State Pattern Example

/// Executable.h
@protocol Executable <NSObject>
- (nullable NSDictionary *)toFormattedData;
@end

/// OCDemoExecutedResult.h
@interface OCDemoExecutedResult : NSObject <Executable>
+ (OCDemoNoneResult *)none;
+ (OCDemoFinishedResult *)finishedWithData:(nullable NSDictionary *)data type:(nullable NSString *)type;
+ (OCDemoFailureResult *)failureWithErrorCode:(nonnull NSString *)errorCode errorMsg:(nonnull NSString *)errorMsg userInfo:(nullable NSDictionary *)userInfo;
@end

Facade Pattern Example

@protocol JSONDecodable <NSObject>
@end
@protocol JSONEncodable <NSObject>
@end
@protocol XMLDecodable <NSObject>
@end
@protocol XMLEncodable <NSObject>
@end

- (void)decodeJSON:(id<JSONCodable>)json xml:(id<XMLCodable>)xml {
    // implementation
}

Challenges Encountered

API not adapted for Swift : Auto‑generated Swift bridges often violate API Design Guidelines, leading to unsafe optional handling.

Unsafe APIs : Missing optional annotations cause implicit‑unwrap crashes.

Destructive inheritance : Subclassing NSArray and returning nil breaks Swift’s expectations.

Clang module build errors : Mixed‑module dependencies require careful module flag configuration.

Dependency update lag : Some internal libraries lacked module support, requiring version bumps.

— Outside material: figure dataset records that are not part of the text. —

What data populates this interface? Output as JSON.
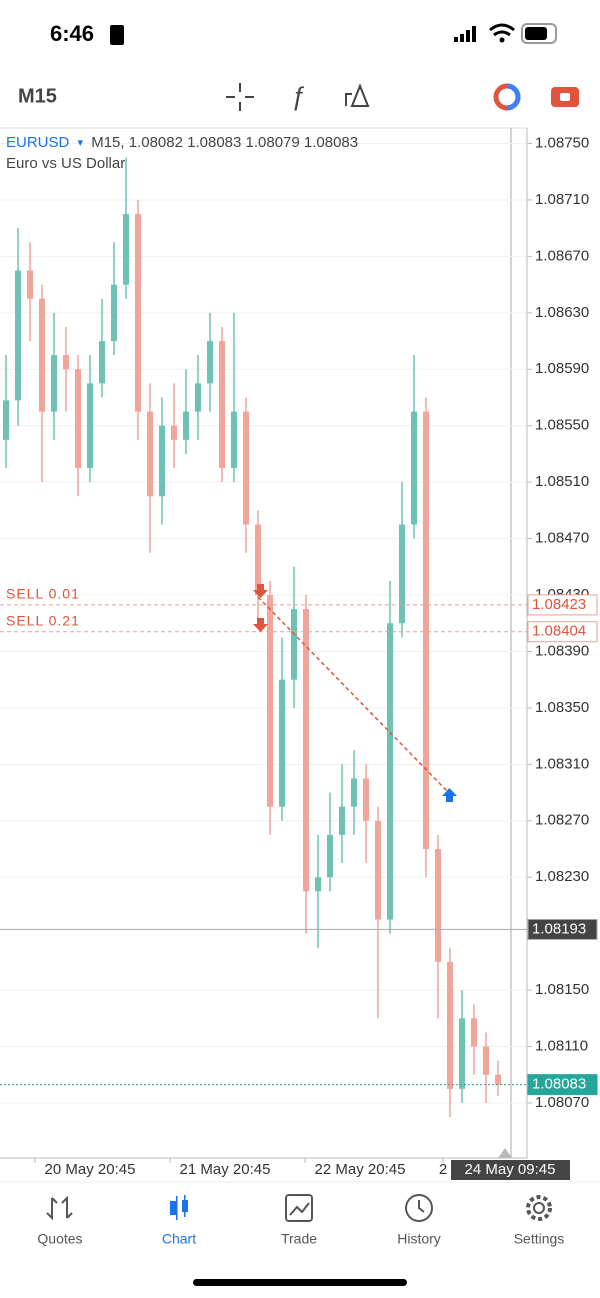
{
  "status_bar": {
    "time": "6:46"
  },
  "toolbar": {
    "timeframe": "M15"
  },
  "chart": {
    "symbol": "EURUSD",
    "symbol_menu": "▾",
    "quote_line": "M15, 1.08082 1.08083 1.08079 1.08083",
    "description": "Euro vs US Dollar",
    "ylim": [
      1.08031,
      1.08761
    ],
    "yticks": [
      {
        "value": 1.0875,
        "label": "1.08750"
      },
      {
        "value": 1.0871,
        "label": "1.08710"
      },
      {
        "value": 1.0867,
        "label": "1.08670"
      },
      {
        "value": 1.0863,
        "label": "1.08630"
      },
      {
        "value": 1.0859,
        "label": "1.08590"
      },
      {
        "value": 1.0855,
        "label": "1.08550"
      },
      {
        "value": 1.0851,
        "label": "1.08510"
      },
      {
        "value": 1.0847,
        "label": "1.08470"
      },
      {
        "value": 1.0843,
        "label": "1.08430"
      },
      {
        "value": 1.0839,
        "label": "1.08390"
      },
      {
        "value": 1.0835,
        "label": "1.08350"
      },
      {
        "value": 1.0831,
        "label": "1.08310"
      },
      {
        "value": 1.0827,
        "label": "1.08270"
      },
      {
        "value": 1.0823,
        "label": "1.08230"
      },
      {
        "value": 1.0815,
        "label": "1.08150"
      },
      {
        "value": 1.0811,
        "label": "1.08110"
      },
      {
        "value": 1.0807,
        "label": "1.08070"
      }
    ],
    "orders": [
      {
        "label": "SELL 0.01",
        "price": {
          "value": 1.08423,
          "label": "1.08423"
        }
      },
      {
        "label": "SELL 0.21",
        "price": {
          "value": 1.08404,
          "label": "1.08404"
        }
      }
    ],
    "crosshair_price": {
      "value": 1.08193,
      "label": "1.08193"
    },
    "bid_price": {
      "value": 1.08083,
      "label": "1.08083"
    },
    "x_labels": [
      "20 May 20:45",
      "21 May 20:45",
      "22 May 20:45",
      "2"
    ],
    "current_time": "24 May 09:45",
    "candles": [
      [
        1.0854,
        1.086,
        1.0852,
        1.08568
      ],
      [
        1.08568,
        1.0869,
        1.0855,
        1.0866
      ],
      [
        1.0866,
        1.0868,
        1.0861,
        1.0864
      ],
      [
        1.0864,
        1.0865,
        1.0851,
        1.0856
      ],
      [
        1.0856,
        1.0863,
        1.0854,
        1.086
      ],
      [
        1.086,
        1.0862,
        1.0856,
        1.0859
      ],
      [
        1.0859,
        1.086,
        1.085,
        1.0852
      ],
      [
        1.0852,
        1.086,
        1.0851,
        1.0858
      ],
      [
        1.0858,
        1.0864,
        1.0857,
        1.0861
      ],
      [
        1.0861,
        1.0868,
        1.086,
        1.0865
      ],
      [
        1.0865,
        1.0874,
        1.0864,
        1.087
      ],
      [
        1.087,
        1.0871,
        1.0854,
        1.0856
      ],
      [
        1.0856,
        1.0858,
        1.0846,
        1.085
      ],
      [
        1.085,
        1.0857,
        1.0848,
        1.0855
      ],
      [
        1.0855,
        1.0858,
        1.0852,
        1.0854
      ],
      [
        1.0854,
        1.0859,
        1.0853,
        1.0856
      ],
      [
        1.0856,
        1.086,
        1.0854,
        1.0858
      ],
      [
        1.0858,
        1.0863,
        1.0856,
        1.0861
      ],
      [
        1.0861,
        1.0862,
        1.0851,
        1.0852
      ],
      [
        1.0852,
        1.0863,
        1.0851,
        1.0856
      ],
      [
        1.0856,
        1.0857,
        1.0846,
        1.0848
      ],
      [
        1.0848,
        1.0849,
        1.0841,
        1.0843
      ],
      [
        1.0843,
        1.0844,
        1.0826,
        1.0828
      ],
      [
        1.0828,
        1.084,
        1.0827,
        1.0837
      ],
      [
        1.0837,
        1.0845,
        1.0835,
        1.0842
      ],
      [
        1.0842,
        1.0843,
        1.0819,
        1.0822
      ],
      [
        1.0822,
        1.0826,
        1.0818,
        1.0823
      ],
      [
        1.0823,
        1.0829,
        1.0822,
        1.0826
      ],
      [
        1.0826,
        1.0831,
        1.0824,
        1.0828
      ],
      [
        1.0828,
        1.0832,
        1.0826,
        1.083
      ],
      [
        1.083,
        1.0831,
        1.0824,
        1.0827
      ],
      [
        1.0827,
        1.0828,
        1.0813,
        1.082
      ],
      [
        1.082,
        1.0844,
        1.0819,
        1.0841
      ],
      [
        1.0841,
        1.0851,
        1.084,
        1.0848
      ],
      [
        1.0848,
        1.086,
        1.0847,
        1.0856
      ],
      [
        1.0856,
        1.0857,
        1.0823,
        1.0825
      ],
      [
        1.0825,
        1.0826,
        1.0813,
        1.0817
      ],
      [
        1.0817,
        1.0818,
        1.0806,
        1.0808
      ],
      [
        1.0808,
        1.0815,
        1.0807,
        1.0813
      ],
      [
        1.0813,
        1.0814,
        1.0809,
        1.0811
      ],
      [
        1.0811,
        1.0812,
        1.0807,
        1.0809
      ],
      [
        1.0809,
        1.081,
        1.08075,
        1.08083
      ]
    ]
  },
  "tabs": [
    "Quotes",
    "Chart",
    "Trade",
    "History",
    "Settings"
  ]
}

Module name clashes : Modules whose name matches a class (e.g., STDPop) cause ambiguous imports.

Solutions

We added Swift‑friendly extensions, created wrapper classes (e.g., DemoEventHandlerBox) to isolate unsafe Objective‑C APIs, enforced module definitions, and updated dependencies to module‑compatible versions. We also introduced a middle‑layer to bridge Swift and Objective‑C without forcing all OC modules to enable Clang modules.

Benefits

Code size reduced by 30‑50%, leading to faster development cycles.

Cross‑team code review effort decreased because Swift and Kotlin share similar syntax.

Crash rate dropped dramatically (online crash rate ~0.00008% for a pure‑Swift app).

Feature iteration time shortened by ~25% compared with an OC/Java stack.

Conclusion and Outlook

Adopting Swift for the product‑review list proved beneficial for performance, safety, and developer productivity. Future work includes establishing Swift coding standards, expanding Swift layers in core SDKs, and leveraging Apple’s new tools (WidgetKit, DocC) to further improve the ecosystem.